Research by psychologists Dan Gilbert and Tim Wilson indicates that people have a poor understanding of what they need to be happy. Their studies show that we make choices – to work hard for advancement, buy a big house and make a name for ourselves – based on an intuition that these things will make us happy. But changes in life circumstances have a much smaller impact on happiness than we expect.

This error is caused by a focusing illusion: when we think about how an event will affect our future happiness we focus too much on the the event and overlook the main causes of well being, things like genetic predisposition, living in a democratic country, having a healthy life expectancy and social support. And we ignore the law of hedonic adaptation.

Gilbert and Wilson coined the term ‘miswanting’ to describe the poor choices people make as a result of errors in predicting what will make them happy in the future.

Another cause of miswanting is a tendency to value the remembering self over the experiencing self.
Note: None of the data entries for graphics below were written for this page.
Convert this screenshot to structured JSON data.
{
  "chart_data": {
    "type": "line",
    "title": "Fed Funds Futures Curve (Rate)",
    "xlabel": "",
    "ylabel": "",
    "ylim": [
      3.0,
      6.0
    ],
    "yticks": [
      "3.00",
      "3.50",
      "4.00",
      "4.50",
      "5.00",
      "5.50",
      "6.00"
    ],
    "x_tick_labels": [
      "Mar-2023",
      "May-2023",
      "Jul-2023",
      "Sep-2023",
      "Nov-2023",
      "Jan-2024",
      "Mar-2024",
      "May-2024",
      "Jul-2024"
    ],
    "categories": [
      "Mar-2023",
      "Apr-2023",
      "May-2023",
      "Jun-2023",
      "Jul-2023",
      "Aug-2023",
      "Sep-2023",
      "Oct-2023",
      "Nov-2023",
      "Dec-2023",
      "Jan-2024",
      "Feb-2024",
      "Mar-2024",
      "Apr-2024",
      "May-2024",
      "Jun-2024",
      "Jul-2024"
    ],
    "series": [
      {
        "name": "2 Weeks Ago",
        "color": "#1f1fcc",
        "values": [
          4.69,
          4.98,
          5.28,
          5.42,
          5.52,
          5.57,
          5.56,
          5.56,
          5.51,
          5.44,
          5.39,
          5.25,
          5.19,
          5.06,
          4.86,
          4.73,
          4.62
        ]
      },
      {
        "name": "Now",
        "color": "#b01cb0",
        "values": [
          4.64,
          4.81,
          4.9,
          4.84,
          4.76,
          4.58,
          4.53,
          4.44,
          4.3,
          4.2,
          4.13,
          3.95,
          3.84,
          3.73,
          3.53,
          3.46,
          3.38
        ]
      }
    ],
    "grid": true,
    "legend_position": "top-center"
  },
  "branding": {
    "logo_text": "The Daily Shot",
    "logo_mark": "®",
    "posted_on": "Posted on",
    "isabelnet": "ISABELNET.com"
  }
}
I write about that here. Serena Williams’s comments about tennis during the 2012 Australian Open encapsulate this point:

It’s not that I’ve fallen out of love; I’ve actually never liked sports, and I’ve never understood how I became an athlete. And I don’t like working out; I don’t like anything that has to do with working physically.

These words suggest that Serena Williams became an athlete because it was important to her remembering self to become a champion and this overrode her experiencing self’s dislike of playing sport.

Successful people who hate what they do must want to win so badly they are willing to endure endless pressure filled, lonely and exhausting days to get there and stay there – hardly a recipe for happiness.

All things considered it’s not surprising so many successful people are unhappy.